Perhaps equally unsurprisingly, some branches of the astrobiology community are more “optimistic” than others. Astronomers generally view astrobiology in terms of the processes by which potentially habitable planets form. As these processes are reasonably well understood, astronomers tend to be rather upbeat regarding the events surrounding life’s origins. The radio astronomer Frank Drake, who pioneered the search for extraterrestrial intelligence (SETI) in the 1960s, is a relatively extreme example of this hopefulness: When trying to estimate the number of intelligent, “communicating” civilizations in the Galaxy, he assumed that rocky, water-soaked planets almost invariably give rise to life. Biochemists, in contrast, tend to view the key issues in astrobiology as relating to the first steps in the origins of life—that is, the detailed processes by which inanimate chemicals first combine to form a living, evolving, self-replicating system. To date, about a half dozen theories have been put forth to explain how this might have occurred on Earth, but all are fraught with enormous scientific difficulties. Specifically, every single theory of the origins of life postulated to date either utterly lacks experimental evidence to back it up or requires events that are so improbable they make even the “astronomical” number of planets in the universe look small by comparison. When faced with what is, in effect, a complete unknown, biochemists tend to be much more cautious about estimating the probability of life arising and the chances of our being alone in the cosmos. To quote Francis Crick, codiscoverer of the structure of DNA, “We cannot decide whether the origin of life on Earth was an extremely unlikely event or almost a certainty, or any possibility in between these two extremes.”

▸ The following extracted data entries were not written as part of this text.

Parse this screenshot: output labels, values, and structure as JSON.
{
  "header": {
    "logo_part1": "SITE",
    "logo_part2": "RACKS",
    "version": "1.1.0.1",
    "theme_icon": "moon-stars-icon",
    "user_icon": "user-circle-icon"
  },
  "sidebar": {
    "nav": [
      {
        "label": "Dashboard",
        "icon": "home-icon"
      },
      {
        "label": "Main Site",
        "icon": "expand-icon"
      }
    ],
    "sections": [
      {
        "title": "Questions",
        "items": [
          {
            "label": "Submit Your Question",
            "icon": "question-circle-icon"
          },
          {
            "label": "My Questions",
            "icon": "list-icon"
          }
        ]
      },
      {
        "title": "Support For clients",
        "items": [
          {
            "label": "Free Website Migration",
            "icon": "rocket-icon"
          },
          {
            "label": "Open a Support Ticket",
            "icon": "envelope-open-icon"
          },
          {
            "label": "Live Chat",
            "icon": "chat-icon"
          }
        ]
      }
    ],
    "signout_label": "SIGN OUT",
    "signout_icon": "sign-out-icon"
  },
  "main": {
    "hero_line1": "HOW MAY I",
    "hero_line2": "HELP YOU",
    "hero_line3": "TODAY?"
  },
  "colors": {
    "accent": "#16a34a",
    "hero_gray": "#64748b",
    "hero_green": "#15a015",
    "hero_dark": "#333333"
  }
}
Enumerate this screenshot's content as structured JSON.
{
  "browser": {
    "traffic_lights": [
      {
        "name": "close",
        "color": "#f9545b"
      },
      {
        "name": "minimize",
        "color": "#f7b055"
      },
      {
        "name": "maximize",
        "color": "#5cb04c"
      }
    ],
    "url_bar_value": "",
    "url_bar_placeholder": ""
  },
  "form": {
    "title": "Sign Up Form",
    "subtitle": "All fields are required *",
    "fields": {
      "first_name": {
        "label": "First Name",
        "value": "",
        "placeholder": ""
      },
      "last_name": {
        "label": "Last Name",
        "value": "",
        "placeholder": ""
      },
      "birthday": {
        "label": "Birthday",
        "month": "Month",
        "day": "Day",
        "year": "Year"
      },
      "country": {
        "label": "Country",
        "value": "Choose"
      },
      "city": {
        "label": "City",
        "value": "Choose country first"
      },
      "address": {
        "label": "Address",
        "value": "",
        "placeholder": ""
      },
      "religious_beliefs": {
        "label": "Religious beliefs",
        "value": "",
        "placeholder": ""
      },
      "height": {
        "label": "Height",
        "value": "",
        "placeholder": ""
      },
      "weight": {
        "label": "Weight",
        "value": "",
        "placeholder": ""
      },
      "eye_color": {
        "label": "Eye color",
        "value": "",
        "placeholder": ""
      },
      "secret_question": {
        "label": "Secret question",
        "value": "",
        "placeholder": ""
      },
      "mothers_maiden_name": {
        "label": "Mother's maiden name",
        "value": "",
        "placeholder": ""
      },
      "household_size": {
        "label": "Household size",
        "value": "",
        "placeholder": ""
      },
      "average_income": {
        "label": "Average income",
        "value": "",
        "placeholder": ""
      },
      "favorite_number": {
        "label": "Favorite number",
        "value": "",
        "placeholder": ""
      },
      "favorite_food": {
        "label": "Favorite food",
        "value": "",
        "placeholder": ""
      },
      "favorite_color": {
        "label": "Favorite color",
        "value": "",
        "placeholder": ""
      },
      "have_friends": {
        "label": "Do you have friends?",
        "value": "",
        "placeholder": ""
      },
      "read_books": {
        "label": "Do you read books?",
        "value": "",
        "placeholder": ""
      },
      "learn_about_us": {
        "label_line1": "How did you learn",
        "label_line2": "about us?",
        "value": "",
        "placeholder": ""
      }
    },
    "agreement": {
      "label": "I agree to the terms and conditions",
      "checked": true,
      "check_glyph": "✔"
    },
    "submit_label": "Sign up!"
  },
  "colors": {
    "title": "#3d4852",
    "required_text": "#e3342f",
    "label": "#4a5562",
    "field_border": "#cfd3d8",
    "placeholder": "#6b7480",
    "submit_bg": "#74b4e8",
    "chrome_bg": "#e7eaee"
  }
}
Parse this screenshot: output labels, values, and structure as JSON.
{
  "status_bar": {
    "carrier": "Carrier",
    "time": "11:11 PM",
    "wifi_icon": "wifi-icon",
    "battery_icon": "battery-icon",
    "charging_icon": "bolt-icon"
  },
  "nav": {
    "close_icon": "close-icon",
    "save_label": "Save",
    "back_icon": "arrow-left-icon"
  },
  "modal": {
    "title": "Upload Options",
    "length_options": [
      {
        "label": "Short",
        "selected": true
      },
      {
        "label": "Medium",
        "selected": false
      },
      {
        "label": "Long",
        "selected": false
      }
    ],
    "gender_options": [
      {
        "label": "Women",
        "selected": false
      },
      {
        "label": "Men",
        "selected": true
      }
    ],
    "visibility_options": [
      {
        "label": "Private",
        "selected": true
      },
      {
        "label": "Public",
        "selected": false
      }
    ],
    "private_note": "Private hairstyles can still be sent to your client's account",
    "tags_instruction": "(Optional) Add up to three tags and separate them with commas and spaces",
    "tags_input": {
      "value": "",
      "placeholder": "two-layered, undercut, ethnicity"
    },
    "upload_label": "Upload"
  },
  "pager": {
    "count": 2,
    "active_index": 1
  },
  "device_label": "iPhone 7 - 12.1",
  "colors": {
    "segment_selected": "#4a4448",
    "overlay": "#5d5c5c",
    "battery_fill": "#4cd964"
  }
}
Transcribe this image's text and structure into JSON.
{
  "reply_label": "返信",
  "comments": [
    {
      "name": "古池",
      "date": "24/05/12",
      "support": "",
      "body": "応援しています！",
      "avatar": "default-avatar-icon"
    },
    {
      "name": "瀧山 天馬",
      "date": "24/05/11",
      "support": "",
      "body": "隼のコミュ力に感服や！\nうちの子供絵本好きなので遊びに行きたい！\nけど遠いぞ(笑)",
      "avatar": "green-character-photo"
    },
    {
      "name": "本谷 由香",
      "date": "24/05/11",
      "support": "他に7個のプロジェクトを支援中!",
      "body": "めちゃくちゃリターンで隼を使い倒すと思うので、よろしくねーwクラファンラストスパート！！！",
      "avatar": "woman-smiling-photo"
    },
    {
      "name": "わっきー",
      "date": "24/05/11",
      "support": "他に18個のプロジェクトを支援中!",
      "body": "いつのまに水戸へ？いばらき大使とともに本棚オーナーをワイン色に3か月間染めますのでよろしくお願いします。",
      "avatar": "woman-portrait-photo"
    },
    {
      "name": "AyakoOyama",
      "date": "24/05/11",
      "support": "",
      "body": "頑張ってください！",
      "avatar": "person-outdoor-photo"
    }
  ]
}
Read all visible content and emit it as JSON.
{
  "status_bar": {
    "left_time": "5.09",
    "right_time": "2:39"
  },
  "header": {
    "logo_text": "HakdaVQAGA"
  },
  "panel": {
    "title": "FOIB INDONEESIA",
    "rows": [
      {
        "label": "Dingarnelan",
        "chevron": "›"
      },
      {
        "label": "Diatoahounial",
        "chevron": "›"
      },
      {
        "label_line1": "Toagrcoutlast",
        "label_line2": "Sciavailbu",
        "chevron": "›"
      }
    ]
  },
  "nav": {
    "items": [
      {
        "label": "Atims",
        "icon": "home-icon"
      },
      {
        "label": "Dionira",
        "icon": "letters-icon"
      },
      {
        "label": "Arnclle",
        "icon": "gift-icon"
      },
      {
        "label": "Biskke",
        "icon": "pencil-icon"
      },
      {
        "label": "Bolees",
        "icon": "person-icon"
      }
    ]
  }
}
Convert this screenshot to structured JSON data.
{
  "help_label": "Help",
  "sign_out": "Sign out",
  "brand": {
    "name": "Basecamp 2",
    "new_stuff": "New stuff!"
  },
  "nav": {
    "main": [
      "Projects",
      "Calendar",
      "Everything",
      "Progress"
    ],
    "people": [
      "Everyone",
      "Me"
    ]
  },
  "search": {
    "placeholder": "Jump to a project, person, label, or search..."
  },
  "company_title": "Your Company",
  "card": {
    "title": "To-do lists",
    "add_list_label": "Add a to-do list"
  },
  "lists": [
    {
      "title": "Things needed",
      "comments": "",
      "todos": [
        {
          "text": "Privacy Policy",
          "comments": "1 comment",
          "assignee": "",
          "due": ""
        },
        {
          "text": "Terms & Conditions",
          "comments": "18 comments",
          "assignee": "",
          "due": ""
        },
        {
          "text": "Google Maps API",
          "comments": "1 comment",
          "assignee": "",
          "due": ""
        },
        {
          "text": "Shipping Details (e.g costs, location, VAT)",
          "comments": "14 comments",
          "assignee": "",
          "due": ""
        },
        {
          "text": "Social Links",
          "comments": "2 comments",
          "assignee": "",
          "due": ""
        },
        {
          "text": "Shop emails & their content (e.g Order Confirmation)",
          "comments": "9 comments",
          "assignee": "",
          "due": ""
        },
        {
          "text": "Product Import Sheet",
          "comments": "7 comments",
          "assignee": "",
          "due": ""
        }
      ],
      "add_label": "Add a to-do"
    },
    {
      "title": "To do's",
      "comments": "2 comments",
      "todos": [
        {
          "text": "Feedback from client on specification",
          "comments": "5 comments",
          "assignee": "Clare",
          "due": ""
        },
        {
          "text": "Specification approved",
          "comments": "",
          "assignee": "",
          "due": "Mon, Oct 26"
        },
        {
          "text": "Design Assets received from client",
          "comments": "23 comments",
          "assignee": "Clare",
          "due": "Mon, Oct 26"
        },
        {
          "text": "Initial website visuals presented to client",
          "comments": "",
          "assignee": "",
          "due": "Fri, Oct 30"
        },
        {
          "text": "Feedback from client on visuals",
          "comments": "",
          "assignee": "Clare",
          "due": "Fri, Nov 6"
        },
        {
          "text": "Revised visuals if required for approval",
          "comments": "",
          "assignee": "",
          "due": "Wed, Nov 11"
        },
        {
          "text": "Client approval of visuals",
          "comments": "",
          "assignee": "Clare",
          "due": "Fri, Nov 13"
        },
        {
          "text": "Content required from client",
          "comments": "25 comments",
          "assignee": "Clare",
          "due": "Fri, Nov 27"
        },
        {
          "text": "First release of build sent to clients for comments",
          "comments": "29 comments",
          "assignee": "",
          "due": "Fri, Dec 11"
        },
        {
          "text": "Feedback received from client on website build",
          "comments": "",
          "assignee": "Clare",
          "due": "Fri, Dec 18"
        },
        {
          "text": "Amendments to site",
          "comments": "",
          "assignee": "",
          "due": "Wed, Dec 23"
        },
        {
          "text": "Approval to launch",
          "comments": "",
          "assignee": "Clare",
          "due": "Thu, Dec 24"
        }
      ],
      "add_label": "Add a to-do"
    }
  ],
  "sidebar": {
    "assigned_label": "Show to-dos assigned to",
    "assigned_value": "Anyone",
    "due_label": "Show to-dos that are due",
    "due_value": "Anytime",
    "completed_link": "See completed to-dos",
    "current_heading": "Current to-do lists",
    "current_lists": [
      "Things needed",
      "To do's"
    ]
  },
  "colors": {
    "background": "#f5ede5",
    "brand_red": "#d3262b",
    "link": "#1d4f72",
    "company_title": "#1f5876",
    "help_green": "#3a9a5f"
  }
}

Irrespective of our degree of personal optimism or pessimism, though, no one would be more thrilled than us biologists by the detection of life that had arisen independently of life on Earth. Such a find would revolutionize our field by providing the first, tangible evidence of whether there are viable routes to the evolution of life other than the DNA/proteins/cells path that it took on Earth. But even barring such a momentous discovery as the detection of extraterrestrial life, astrobiology still provides a significant service to biology: By placing life into a broader context, astrobiology provides the perspective that we need in order to truly understand who we are and where we come from.

Prior to becoming a professor of biochemistry at the University of California at Santa Barbara, Kevin Plaxco earned his BS in chemistry from the University of California at Riverside and his Ph.D. in molecular biology from the California Institute of Technology. While his research focuses predominantly on the study of proteins, the “macromolecular machines” that perform the lion’s share of the action in our cells, he has also performed NASA-funded research into methods for the detection of extraterrestrial life. In addition, he teaches a course in astrobiology and has published a popular science book on the subject.